Das liegt an der sogenannten Stimmspreizung, den Unterschieden zwischen Erst- und Zweitstimmen, die dafür sorgen können, dass über die Erststimme mehr Direktkandidaten einer Partei gewählt werden, als ihr an Parlamentssitzen über die Zweitstimme zustehen. Das führt zu Überhangmandaten, die mit Ausgleichsmandaten für andere Parteien kompensiert werden.

Zwei Rechenbeispiele: Wendet man das Stimmverhalten der Baden-Württemberger bei der Bundestagswahl 2021 auf das neue Landtagswahlrecht an, kommt man, so eine Berechnung des Politikwissenschaftlers Joachim Behnke, auf 216 Mandate. Nimmt man dagegen das Ergebnis der Landtagswahl 2021 als Grundlage, das zeigt eine Berechnung der Befürworter, bliebe es bei 154 Abgeordneten – wie beim alten Wahlrecht.

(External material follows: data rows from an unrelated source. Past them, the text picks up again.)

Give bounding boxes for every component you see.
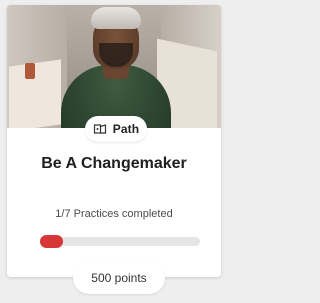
- progress-bar: [40, 235, 200, 248]
- photo-lamp: [25, 63, 35, 79]
- path-badge: Path: [85, 116, 147, 142]
- card-title: Be A Changemaker: [41, 155, 187, 172]
- photo-board-left: [9, 59, 61, 128]
- progress-bar-fill: [40, 235, 63, 248]
- path-card[interactable]: Path Be A Changemaker 1/7 Practices comp…: [7, 5, 221, 294]
- photo-person-hair: [91, 7, 141, 29]
- progress-text: 1/7 Practices completed: [55, 208, 173, 220]
- points-badge: 500 points: [73, 262, 165, 294]
- path-puzzle-icon: [93, 122, 107, 136]
- path-badge-label: Path: [112, 122, 140, 136]
- points-label: 500 points: [91, 271, 147, 285]
- card-photo: [7, 5, 221, 128]
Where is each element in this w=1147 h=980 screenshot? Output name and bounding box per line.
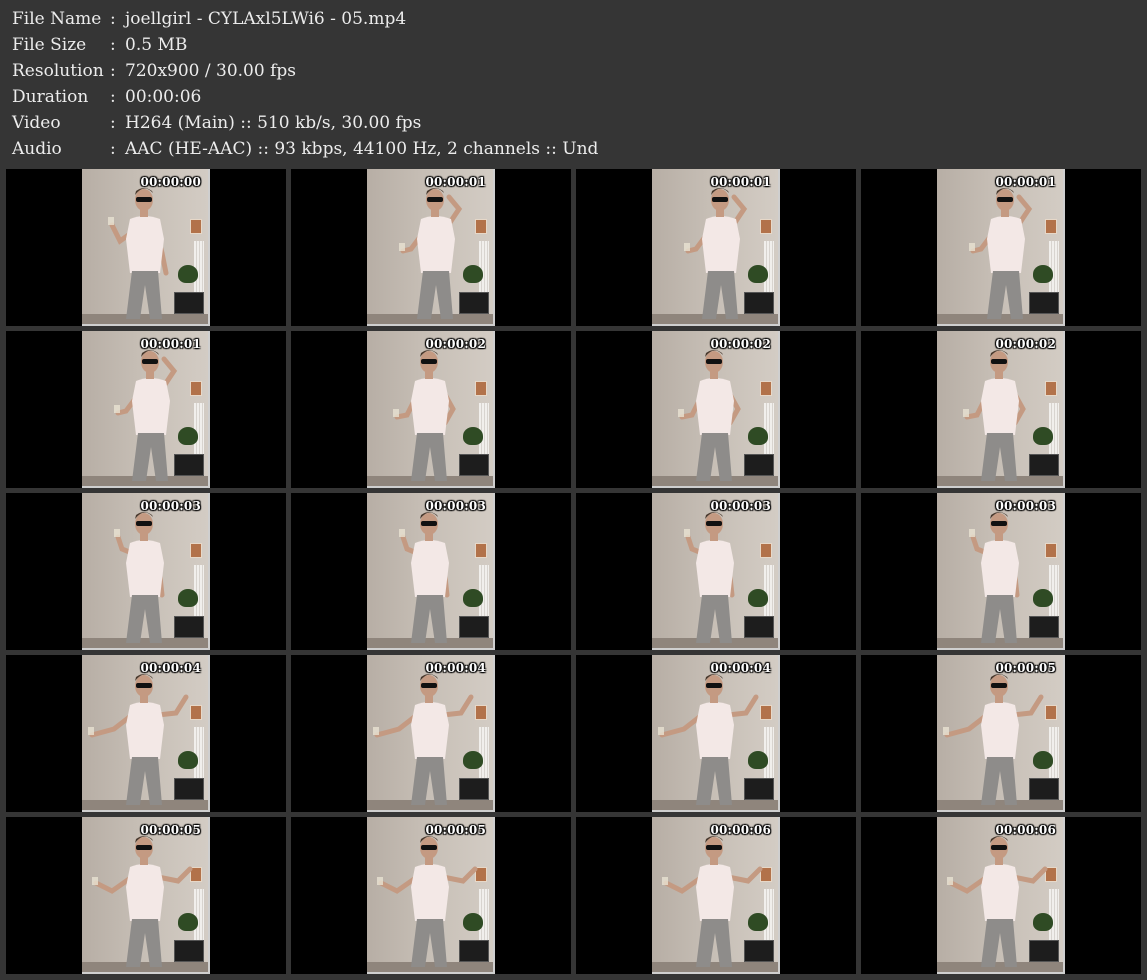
video-frame-thumbnail: 00:00:05 bbox=[937, 655, 1065, 812]
thumbnail-cell: 00:00:04 bbox=[291, 655, 571, 812]
info-row: File Size:0.5 MB bbox=[12, 32, 598, 58]
frame-timestamp: 00:00:01 bbox=[995, 175, 1056, 189]
info-key: Audio bbox=[12, 139, 62, 159]
thumbnail-cell: 00:00:01 bbox=[6, 331, 286, 488]
thumbnail-cell: 00:00:02 bbox=[291, 331, 571, 488]
frame-timestamp: 00:00:06 bbox=[995, 823, 1056, 837]
thumbnail-cell: 00:00:06 bbox=[576, 817, 856, 974]
info-separator: : bbox=[110, 61, 116, 81]
info-key: Duration bbox=[12, 87, 89, 107]
video-frame-thumbnail: 00:00:01 bbox=[367, 169, 495, 326]
video-frame-thumbnail: 00:00:02 bbox=[937, 331, 1065, 488]
info-value: 00:00:06 bbox=[125, 87, 202, 107]
info-separator: : bbox=[110, 113, 116, 133]
info-separator: : bbox=[110, 35, 116, 55]
info-value: AAC (HE-AAC) :: 93 kbps, 44100 Hz, 2 cha… bbox=[125, 139, 599, 159]
thumbnail-cell: 00:00:05 bbox=[861, 655, 1141, 812]
frame-timestamp: 00:00:06 bbox=[710, 823, 771, 837]
thumbnail-cell: 00:00:05 bbox=[291, 817, 571, 974]
info-key: Resolution bbox=[12, 61, 104, 81]
thumbnail-cell: 00:00:02 bbox=[861, 331, 1141, 488]
info-row: Video: H264 (Main) :: 510 kb/s, 30.00 fps bbox=[12, 110, 598, 136]
thumbnail-cell: 00:00:04 bbox=[576, 655, 856, 812]
frame-timestamp: 00:00:04 bbox=[425, 661, 486, 675]
frame-timestamp: 00:00:05 bbox=[425, 823, 486, 837]
frame-timestamp: 00:00:05 bbox=[140, 823, 201, 837]
info-row: Audio: AAC (HE-AAC) :: 93 kbps, 44100 Hz,… bbox=[12, 136, 598, 162]
frame-timestamp: 00:00:02 bbox=[425, 337, 486, 351]
thumbnail-cell: 00:00:06 bbox=[861, 817, 1141, 974]
frame-timestamp: 00:00:03 bbox=[425, 499, 486, 513]
thumbnail-cell: 00:00:05 bbox=[6, 817, 286, 974]
video-frame-thumbnail: 00:00:04 bbox=[367, 655, 495, 812]
thumbnail-cell: 00:00:03 bbox=[6, 493, 286, 650]
frame-timestamp: 00:00:01 bbox=[425, 175, 486, 189]
thumbnail-cell: 00:00:03 bbox=[861, 493, 1141, 650]
thumbnail-cell: 00:00:01 bbox=[861, 169, 1141, 326]
video-frame-thumbnail: 00:00:01 bbox=[82, 331, 210, 488]
video-frame-thumbnail: 00:00:03 bbox=[367, 493, 495, 650]
thumbnail-cell: 00:00:03 bbox=[576, 493, 856, 650]
video-frame-thumbnail: 00:00:01 bbox=[652, 169, 780, 326]
video-frame-thumbnail: 00:00:03 bbox=[937, 493, 1065, 650]
thumbnail-cell: 00:00:01 bbox=[291, 169, 571, 326]
info-value: 720x900 / 30.00 fps bbox=[125, 61, 296, 81]
video-frame-thumbnail: 00:00:06 bbox=[652, 817, 780, 974]
info-separator: : bbox=[110, 139, 116, 159]
info-separator: : bbox=[110, 87, 116, 107]
frame-timestamp: 00:00:04 bbox=[710, 661, 771, 675]
frame-timestamp: 00:00:01 bbox=[710, 175, 771, 189]
info-value: joellgirl - CYLAxl5LWi6 - 05.mp4 bbox=[125, 9, 407, 29]
info-key: File Size bbox=[12, 35, 87, 55]
video-frame-thumbnail: 00:00:02 bbox=[367, 331, 495, 488]
frame-timestamp: 00:00:03 bbox=[140, 499, 201, 513]
info-row: Duration:00:00:06 bbox=[12, 84, 598, 110]
frame-timestamp: 00:00:03 bbox=[995, 499, 1056, 513]
info-key: File Name bbox=[12, 9, 102, 29]
info-row: Resolution:720x900 / 30.00 fps bbox=[12, 58, 598, 84]
frame-timestamp: 00:00:02 bbox=[995, 337, 1056, 351]
video-frame-thumbnail: 00:00:05 bbox=[82, 817, 210, 974]
video-frame-thumbnail: 00:00:06 bbox=[937, 817, 1065, 974]
video-frame-thumbnail: 00:00:03 bbox=[652, 493, 780, 650]
info-value: 0.5 MB bbox=[125, 35, 188, 55]
info-value: H264 (Main) :: 510 kb/s, 30.00 fps bbox=[125, 113, 422, 133]
thumbnail-cell: 00:00:01 bbox=[576, 169, 856, 326]
frame-timestamp: 00:00:00 bbox=[140, 175, 201, 189]
frame-timestamp: 00:00:02 bbox=[710, 337, 771, 351]
frame-timestamp: 00:00:03 bbox=[710, 499, 771, 513]
video-frame-thumbnail: 00:00:00 bbox=[82, 169, 210, 326]
info-key: Video bbox=[12, 113, 61, 133]
file-info-panel: File Name: joellgirl - CYLAxl5LWi6 - 05.m… bbox=[12, 6, 598, 162]
video-frame-thumbnail: 00:00:03 bbox=[82, 493, 210, 650]
thumbnail-grid: 00:00:00 00:00:01 00:00:01 00:00:01 00:0… bbox=[6, 169, 1141, 976]
frame-timestamp: 00:00:04 bbox=[140, 661, 201, 675]
thumbnail-cell: 00:00:00 bbox=[6, 169, 286, 326]
video-frame-thumbnail: 00:00:04 bbox=[652, 655, 780, 812]
thumbnail-cell: 00:00:03 bbox=[291, 493, 571, 650]
frame-timestamp: 00:00:01 bbox=[140, 337, 201, 351]
video-frame-thumbnail: 00:00:01 bbox=[937, 169, 1065, 326]
info-separator: : bbox=[110, 9, 116, 29]
video-frame-thumbnail: 00:00:04 bbox=[82, 655, 210, 812]
video-frame-thumbnail: 00:00:05 bbox=[367, 817, 495, 974]
thumbnail-cell: 00:00:04 bbox=[6, 655, 286, 812]
video-frame-thumbnail: 00:00:02 bbox=[652, 331, 780, 488]
info-row: File Name: joellgirl - CYLAxl5LWi6 - 05.m… bbox=[12, 6, 598, 32]
thumbnail-cell: 00:00:02 bbox=[576, 331, 856, 488]
frame-timestamp: 00:00:05 bbox=[995, 661, 1056, 675]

Könnten die Menschen auch digital unterschreiben, wäre schon viel gewonnen, sagt Distler

Allerdings geht bei den Regierungsfraktionen inzwischen die Angst um, dass doch nicht alles so bleibt, wie es ist. Dass sie in Haftung genommen werden, sollte der Landtag 2026 doch Rekordgröße erreichen. Sie versprechen deshalb inzwischen, tätig zu werden, sollte das Parlament 2026 tatsächlich viel größer werden.

Das Risiko müsse doch präventiv ausgeschlossen werden, sagt dagegen Distler. Er schlägt deshalb die Reduzierung der Landtagswahlkreise von derzeit 70 auf 38 vor, der Landtag soll höchstens 120 Sitze haben. Er habe, sagt der Pensionär, noch keinen Bürger getroffen, der die Idee nicht gut finde. Es sei für private Initiatoren aber unheimlich schwierig, die Wähler zu erreichen. Die Hürden für ein Volksbegehren seien schlicht zu hoch; wenn die Menschen digital unterschreiben könnten, wäre schon viel gewonnen. Die Kritik teilen auch andere, vom Verein „Mehr Demokratie“ bis hin zur FDP. Viele Rathäuser seien gar nicht vorbereitet gewesen, sagt FDP-Fraktionschef Hans-Ulrich Rülke.

Ein eigenes Volksbegehren der FDP gegen die Wahlrechtsreform hatte das Innenministerium nicht zugelassen. Die Liberalen klagten dagegen, am 28. Februar entscheidet der Verfassungsgerichtshof des Landes darüber. Sollte das Urteil zugunsten der FDP ausfallen, hätte die um ihre Existenz kämpfende Partei ein erstes Mobilisierungsthema für die Landtagswahl ein Jahr später.